Bromocriptine was the treatment of choice once it was established that Vincent’s sexual problems were linked with his high serum prolactin level. At that time, bromocriptine was the only medication available to normalize his serum prolactin level.
Subsequently another prolactin-lowering medication, pergolide (Permax), was made available. Both bromocriptine and pergolide will lower prolactin production, but to be effective, they must be taken every day. Cabergoline (Dostinex) also lowers prolactin production but differs from bromocriptine and pergolide because of its long duration of action. Taken once a week, or at most twice weekly, cabergoline is all that is needed to normalize serum prolactin and testosterone levels in the majority of hyperprolactinemic men and women.

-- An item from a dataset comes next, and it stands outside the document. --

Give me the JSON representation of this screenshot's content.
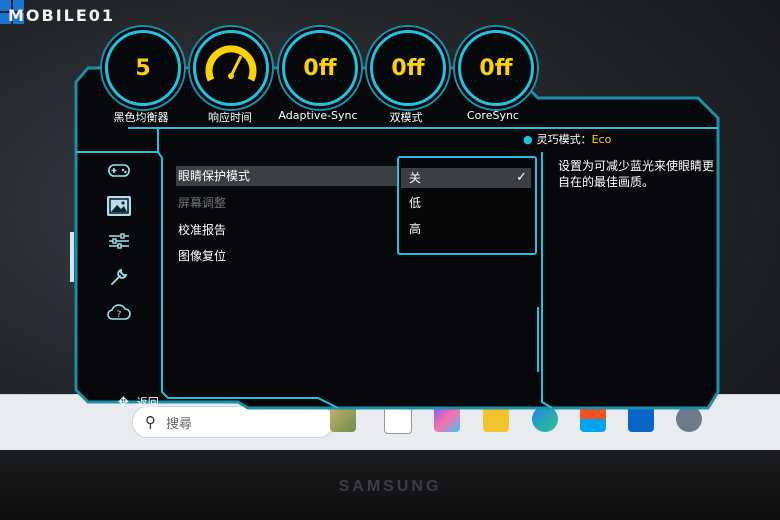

Pituitary tumors are not the only causes of hyperprolactinemia. Many drugs used to treat high blood pressure, emotional problems, and gastric problems can compromise the action of doparnine and allow prolactin levels to increase. These problem drugs include reserpine (Serpasil), methyldopa (Aldomet), chlorpromazine (Thorazine), trifluoperazine (Stelazine), thioridazine (Mellaril), haloperidol (Haldol), prochlorperazine (Compazine), and metoclopramide (Reglan).